Although we had yet to talk about the brief kiss we shared earlier.

After our ice cream escapade, we cleaned up everything and I concluded we were going to stay over night. Of course Nola was so very happy and so was mum, in turn making me happy. We watched a film or two before Nola started to doze off again.

My plan was to bring her in my room and for her to sleep there. But she was not having any of that. She insisted she sleep with mum and of course I let her. It's not like I was going to make her anyway. Besides, I figured she was safe enough. I was happy that mum is actually trying. I don't know what got into her but I'm glad she's trying to get back on her feet.

I joked around with Nola before she went with mum. I faked hurt that she was going to leave me alone but then Zayn stepped up and offered to keep me company with a blush on his face. I of course agreed. I mean who am I to deny such an offer.

Mum replied to that by saying we needed 'alone time.' Which caused us both to become flustered.

"Are we going to talk about earlier?" Zayn breaks me out of my thoughts. I glance down to see curious hazel eyes looking back up at me.

My heart started to pick up.

" what about earlier?" I manage to keep my voice steady. I know exactly what he's talking about. I'm just not sure if I'm ready to talk about it. I mean it was barely a kiss and what if he says that we shouldn't do that anymore as not to jeopardize our friendship? I would be crushed. This boy is everything to me.

"Harry." He drags out my name. He sits up and I follow. "You know what I'm talking about." He says.
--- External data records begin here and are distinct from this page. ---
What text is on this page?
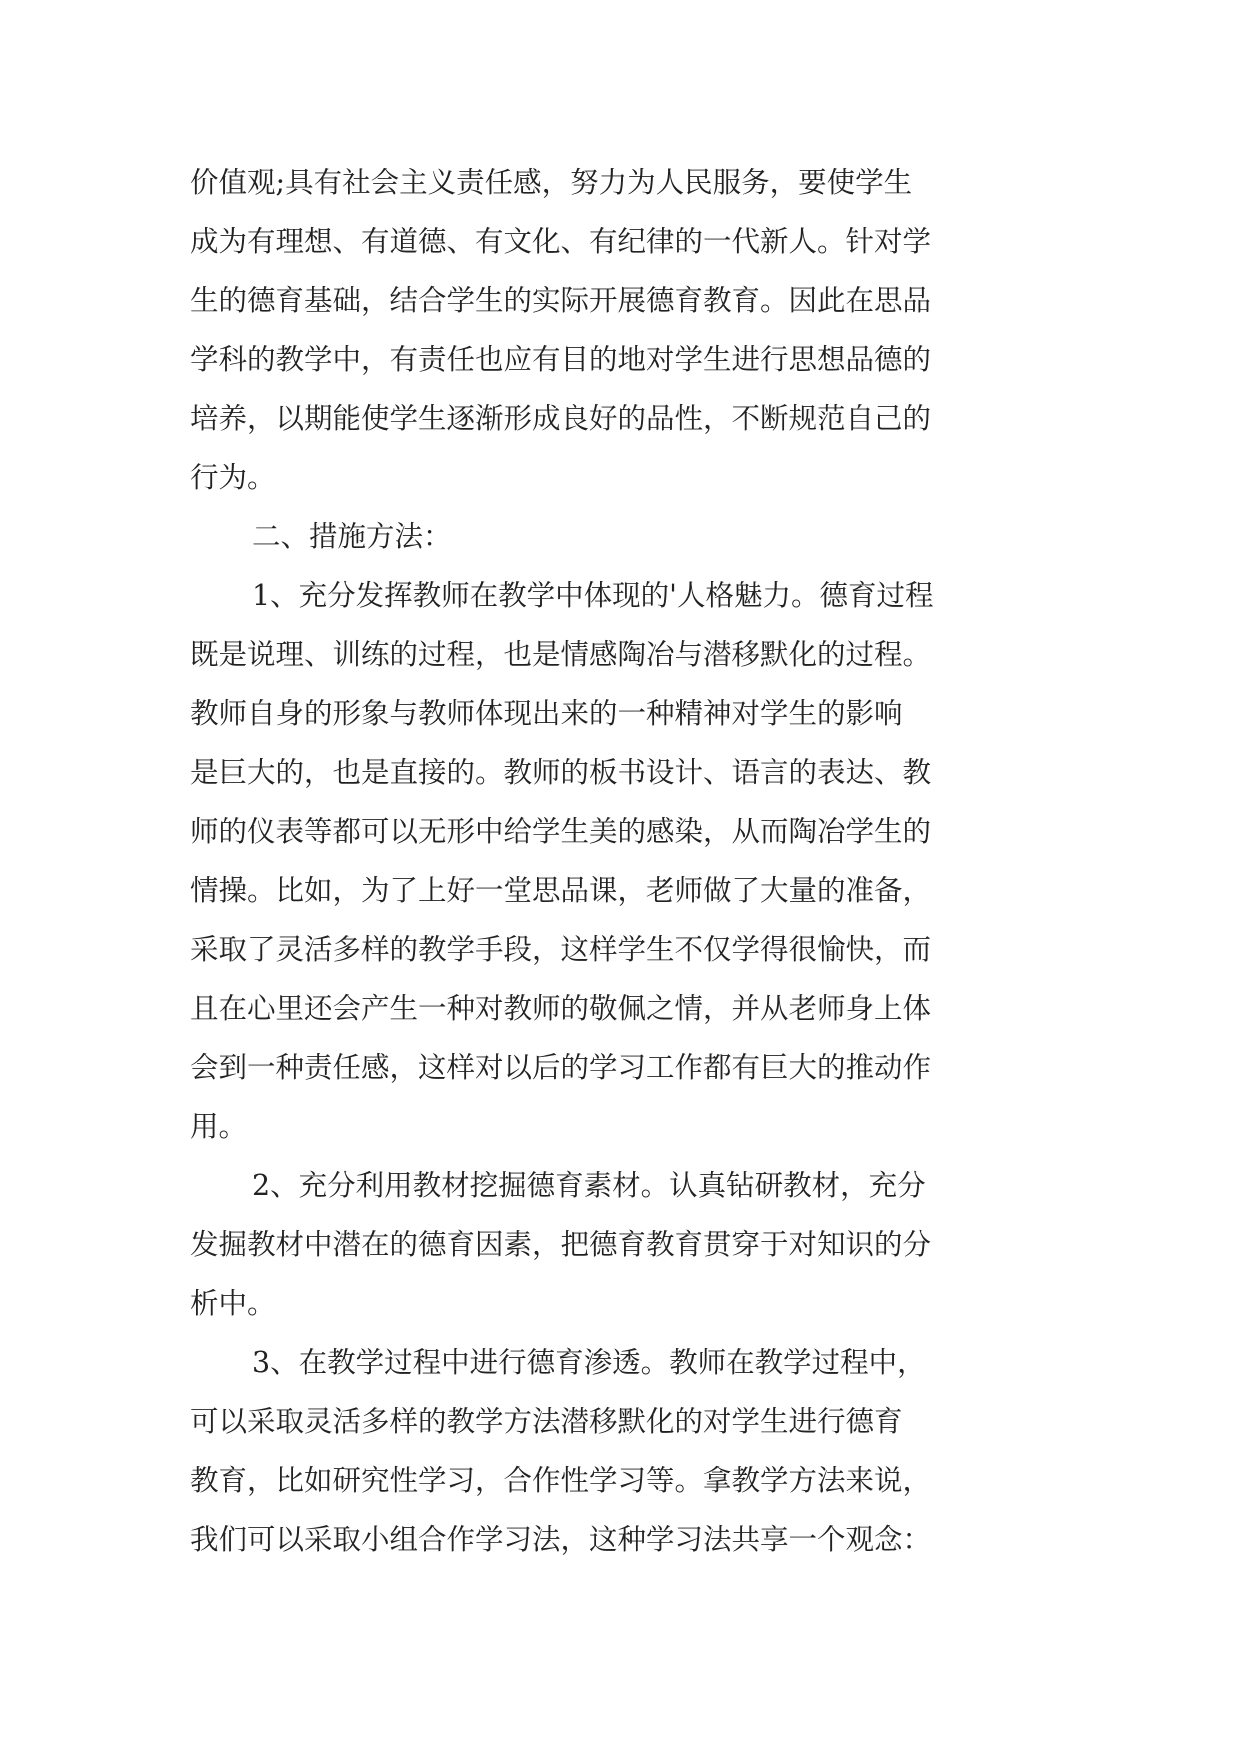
价值观;具有社会主义责任感，努力为人民服务，要使学生
成为有理想、有道德、有文化、有纪律的一代新人。针对学
生的德育基础，结合学生的实际开展德育教育。因此在思品
学科的教学中，有责任也应有目的地对学生进行思想品德的
培养，以期能使学生逐渐形成良好的品性，不断规范自己的
行为。
二、措施方法：
1、充分发挥教师在教学中体现的'人格魅力。德育过程
既是说理、训练的过程，也是情感陶冶与潜移默化的过程。
教师自身的形象与教师体现出来的一种精神对学生的影响
是巨大的，也是直接的。教师的板书设计、语言的表达、教
师的仪表等都可以无形中给学生美的感染，从而陶冶学生的
情操。比如，为了上好一堂思品课，老师做了大量的准备，
采取了灵活多样的教学手段，这样学生不仅学得很愉快，而
且在心里还会产生一种对教师的敬佩之情，并从老师身上体
会到一种责任感，这样对以后的学习工作都有巨大的推动作
用。
2、充分利用教材挖掘德育素材。认真钻研教材，充分
发掘教材中潜在的德育因素，把德育教育贯穿于对知识的分
析中。
3、在教学过程中进行德育渗透。教师在教学过程中，
可以采取灵活多样的教学方法潜移默化的对学生进行德育
教育，比如研究性学习，合作性学习等。拿教学方法来说，
我们可以采取小组合作学习法，这种学习法共享一个观念：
I sigh.

"Look, I know I kissed you and I shouldn't have without your permission, but I... I just couldn't help myself Zee. I saw an opportunity and I took it. I'm sorry if I made you uncomfortable or anything I just..." I trail off.

He reaches over to turn on the lamp and faces me. His eyes are scrunched.

"You saw an opportunity." He questions. "What do you mean by that?
" I sigh again knowing I have to tell the whole truth.

I have to tell my bestfriend that I'm in love with him.

I couldn't look him in the eyes when I started, instead I played with my lip ring and stared at my fingers picking at the fabric covering my bed.

"Every since I met you, I've liked you. At the time I didn't think anything of it. I just thought of course you're supposed to like your friends, I mean why would you want to be friends with someone you don't like. It was logical to me. But over time I realized that I might have had a little crush on my best friend. But still I never said anything because I thought it would go away." I looked up at Zayn making eye contact. He looked a little scared but happy at the same time.

I continued. "But it didn't go away. No matter how hard I tried, and believe me I tried. I didn't want to mess up our friendship because of my stupid feelings. So I hid them and kept them to myself." I looked away again. My heart was pounding in my chest and it felt as if I would break through any moment and run out of this room to get way from all of this. But I had to finish.